2018 Annual Meeting

Applying Epidemiology Across the Lifespan to Improve Health Care,
Inform Health Policy and Enhance Population Health




Minority Affairs Committee (MAC) Workshop

The role of equity in shaping precision public health

Location: University of Cincinnati, Medical Sciences Building (MSB), Room: E-255

Chair: Bertha Hidalgo, PhD, Assistant Professor, Department of Epidemiology, Associate Scientist, Nutrition Obesity Research Center, Chair, Minority Affairs Committee, American College of Epidemiology, University of Alabama at Birmingham



The Minority Affairs Committee Annual Workshop, The role of equity in shaping precision public health, will discuss new technologies to improve health equity including surveillance and informatics, genomics, targeted interventions and epidemiological and statistical methodology.



The Minority Affairs Committee will hold our annual workshop titled, The role of equity in shaping precision public health. Precision public health aims to use improved data and methods to target disease prevention and control and to improve health and health equity worldwide. New methods include genomics, enhanced surveillance and informatics, and targeted interventions. Dr. Bethany Bray will deliver a visionary presentation on health disparities and how different methodologies could be used to improve health equity, Dr. Travis Loux will discuss causal inference in targeted interventions, Dr. James Wilson will discuss improved surveillance methods used in the 2010 Haiti cholera outbreak, Dr.  Bertha Hidalgo will focus on interventions in the Latino population.


Brief Biography:

Bertha A. Hidalgo, PhD, MPH, is an Assistant Professor in the Department of Epidemiology, Associate Scientist in the UAB Nutrition Obesity Research Center and Faculty Scholar in the Center for the Study of Community Health. She holds degrees from Stanford University, the University of Southern California and the University of Alabama at Birmingham.  Her research focuses health disparities related to cardiometabolic diseases, with a special focus on Latino populations and genomics. She has received research funding from the Robert Wood Johnson Foundation New Connections Program to investigate whether genetic and epigenetic differences exist between subgroups of Latinos for cardiometabolic diseases (e.g. obesity, cardiovascular disease, type-2 diabetes) by first investigating differences in subgroups of Latino children and obesity in an epidemiologic study. She has also received the 2014 Back of the Envelope award to create a multi-ethnic biorepository for cardiometabolic diseases.

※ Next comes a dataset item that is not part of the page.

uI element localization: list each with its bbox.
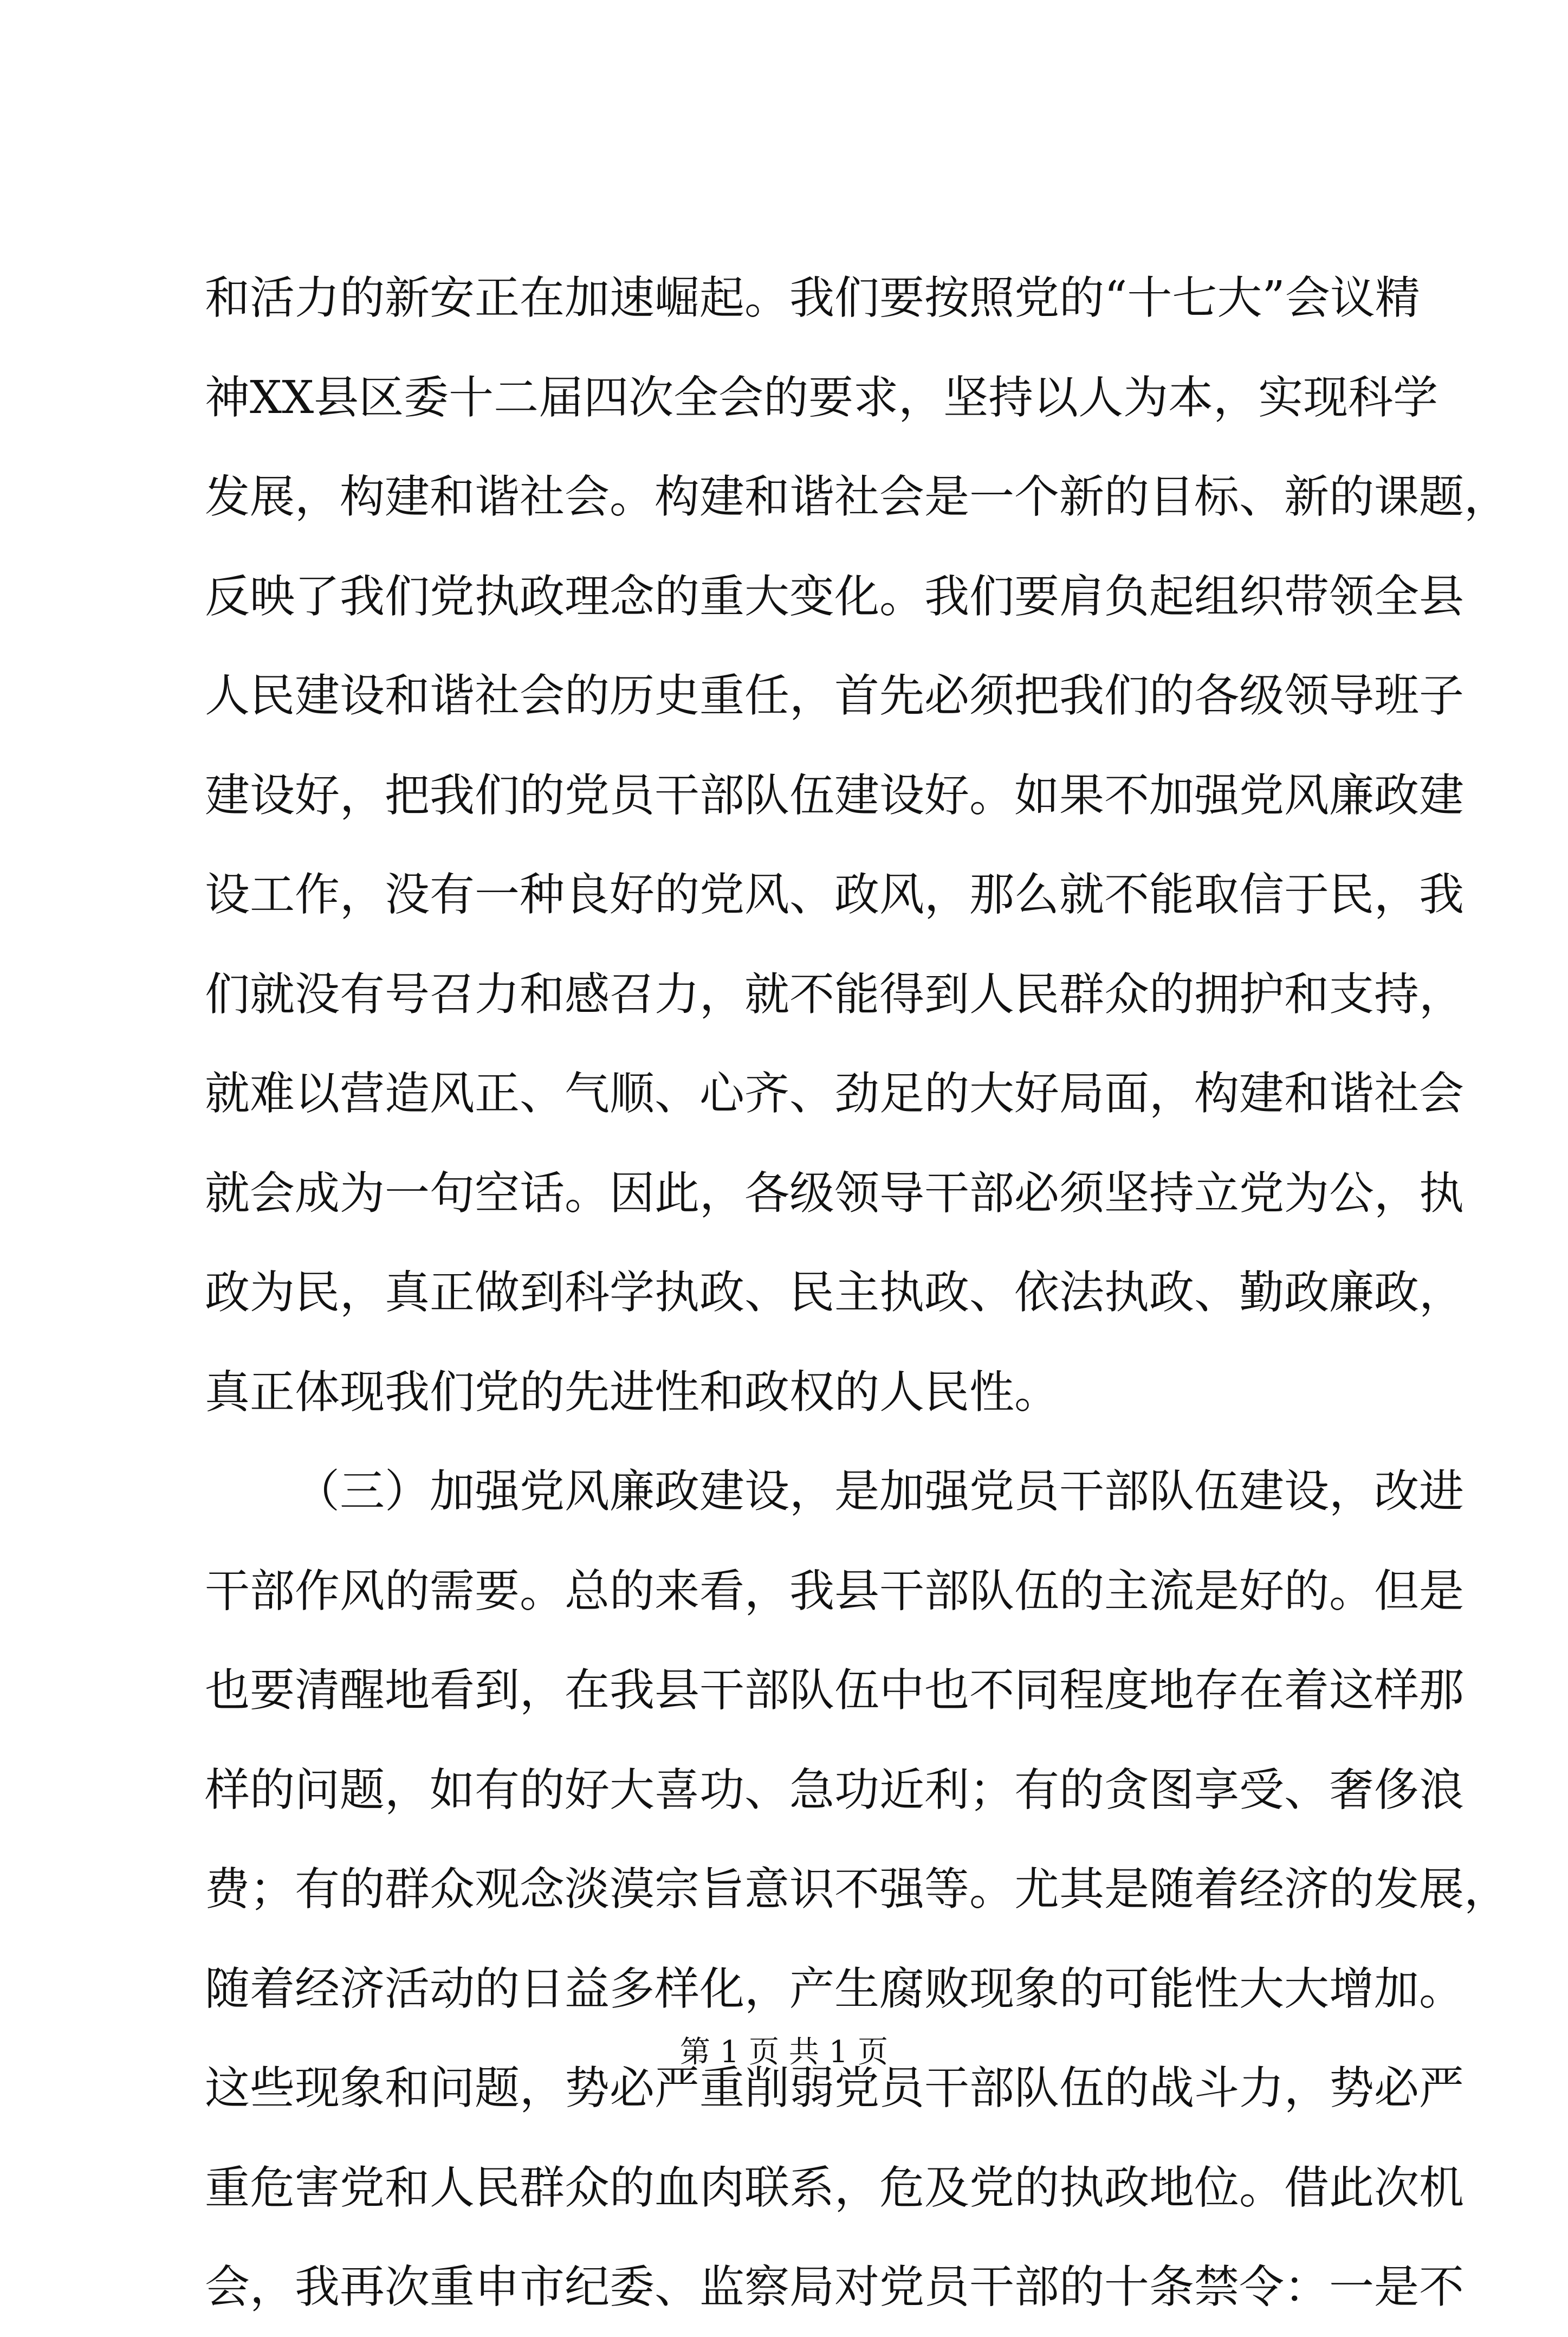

Recently, Dr. Hidalgo became the principal investigator of Epigenomics of Cardiometabolic Disease in Mexican American, a K01 award focused on better understanding the genetic and environmental contributors to cardiometabolic diseases in a cohort of Mexican Americans.  She is also co-investigator on the UAB Strategically Focused Research Network center grant in Transgenerational Obesity to investigate the epigenetics of obesity across the lifespan. In addition to that work, Dr. Hidalgo is site PI of the TOPMED Glycemic Traits and T2D analysis grant awarded to The Broad by NIDDK. Dr. Hidalgo has also been a diversity supplement recipient, sponsored by UNC Chapel Hill and the Hispanic Community Health Study/Study of Latinos (HCHS/SOL), to explore genetic heterogeneity in Hispanic/Latinos with T2D and metabolic syndrome. Her research interests include cardiometabolic diseases, genetic epidemiology, health disparities and Latino health. Dr. Hidalgo is an active member of several epidemiology and public health professional societies – including current chair of the Minority Affairs Committee for the American College of Epidemiology - and active in organizations in and around UAB.